In 1994, President Clinton appointed (and the Senate confirmed) me as an IAIA trustee. I was practicing law in Washington, D.C. at the time, and I thought I had gone to heaven. As a Cherokee and an officer of the United States, I got to work with Native Americans, education and art – all passions of mine – in Santa Fe, New Mexico, where I had grown up. At that point, the IAIA was housed in leased, substandard space at the College of Santa Fe, including temporary WWII Quonset huts that should have been torn down long ago.

1994 was also the year of the 105th Congress. Under Newt Gingrich’s speakership, Congress started slashing the IAIA’s federal appropriation. Two years later, Congress reduced it to a third of what it had been stating that it would be the last year of federal funding. The IAIA president resigned and, unknown to the board, sent out letters saying that the Institute was going to close. Many of our students left.

I was then elected by my fellow trustees to chair the board. Most people said that we should close up shop, but I had another idea. We had a small $12 million endowment, and a local developer had given us 40 acres ten miles south of town, but there was nothing else there, not even a road. We would take half of the endowment and start building a new campus; reduce our curriculum to its bare bones; and use the remaining money to keep us going as a college.

On a cold winter New Mexico day, tribal elders planted seeds in a blessing ceremony, and we broke ground. I retained Manny Lujan (former Republican NM Congressman and Interior Secretary) to work the halls of Congress with me to turn the sentiment around. It worked. My fellow trustees have elected me to chair the board for most of the time since then. We have expanded our campus, our curriculum and our student enrollment.

We’ve gotten our federal appropriation back to where it was when I first joined the board and we’ve embarked on more projects since then, including expanding our curriculum and outreach and beginning construction on two new buildings this year.

In 2015, President Obama reappointed me to another term as a trustee. Since then, we’ve built the most effective board in the school’s history, recently with the addition of three members of President Obama’s Native American leadership, two of whom are now working for the Biden-Harris administration in senior roles.

The IAIA’s graduates and educators are among the leading artists, poets, innovators and public servants in the country. They include the current Poet Laureate of the United States, Joy Harjo; award-winning novelist and IAIA professor Tommy Orange; N. Scott Momaday, the first Native American Pulitzer Prize winner; nationally-recognized artists Fritz Scholder, Dan Namingha, Rose B. Simpson, Roxanne Swentzell, Tony Abeyta, Alan Hauser, T.C. Cannon and Char Teters, to name just a few; film-maker Chris Eyre; and tribal and government leaders such as George Rivera.

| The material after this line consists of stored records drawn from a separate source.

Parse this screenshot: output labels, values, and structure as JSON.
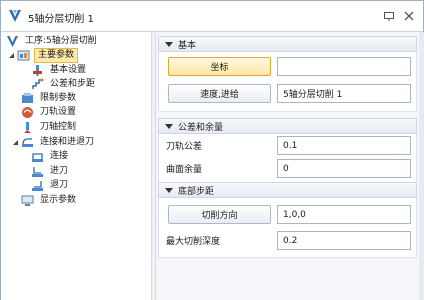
{
  "window": {
    "title": "5轴分层切削 1"
  },
  "tree": {
    "items": [
      {
        "label": "工序:5轴分层切削",
        "icon": "operation-icon"
      },
      {
        "label": "主要参数",
        "icon": "main-params-icon"
      },
      {
        "label": "基本设置",
        "icon": "basic-settings-icon"
      },
      {
        "label": "公差和步距",
        "icon": "tolerance-icon"
      },
      {
        "label": "限制参数",
        "icon": "limit-params-icon"
      },
      {
        "label": "刀轨设置",
        "icon": "toolpath-settings-icon"
      },
      {
        "label": "刀轴控制",
        "icon": "tool-axis-icon"
      },
      {
        "label": "连接和进退刀",
        "icon": "link-lead-icon"
      },
      {
        "label": "连接",
        "icon": "link-icon"
      },
      {
        "label": "进刀",
        "icon": "lead-in-icon"
      },
      {
        "label": "退刀",
        "icon": "lead-out-icon"
      },
      {
        "label": "显示参数",
        "icon": "display-params-icon"
      }
    ]
  },
  "sections": {
    "basic": {
      "header": "基本",
      "coord_label": "坐标",
      "coord_value": "",
      "speed_label": "速度,进给",
      "speed_value": "5轴分层切削 1"
    },
    "tolerance": {
      "header": "公差和余量",
      "path_tol_label": "刀轨公差",
      "path_tol_value": "0.1",
      "surface_stock_label": "曲面余量",
      "surface_stock_value": "0"
    },
    "bottom_step": {
      "header": "底部步距",
      "cut_dir_label": "切削方向",
      "cut_dir_value": "1,0,0",
      "max_depth_label": "最大切削深度",
      "max_depth_value": "0.2"
    }
  },
  "colors": {
    "selected_bg": "#ffe9a8",
    "accent": "#2f6db5"
  }
}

The IAIA is unique among higher learning institutions. It not only has associate, bachelor, bachelor-of-fine-arts and master-of-fine-arts programs in the arts, creative writing, performing arts, and museum studies, but its art museum, MoCNA is one of the very few university art museums to have been accredited by the American Alliance of Museums. In 2020, the Ford Foundation named it one of the country’s 20 Black, Indigenous and People of Color “Cultural Treasures.” MoCNA regularly curates cutting-edge exhibitions that are shared with other museums. Our impressive website ( doesn’t do justice to all that IAIA does. USA Today also named the museum the third best art museum in the country.

In 2012, for my work in the law and at IAIA, Stanford University inducted me into its Multicultural Alumni Hall of Fame. (Other inductees that day included Michelle Alexander.) In 2017, the University of New Mexico honored me with its Bernard S. Rodey Award (to an individual who has “devoted an unusual amount of time in a leadership capacity and whose efforts have contributed significantly to the field of education”).

In 2019, Stanford’s President asked me to serve on a seven-member committee to recommend a University policy on naming University buildings and features. He adopted our recommendations and the University has now renamed the buildings and features formerly named for Junipero Serra.

I continue to support and serve on the boards of other great organizations, but the IAIA has been my major “night job” and commitment for the past 27 years, and I hope to be able to continue that for as long as I am able and the then-President lets me do it.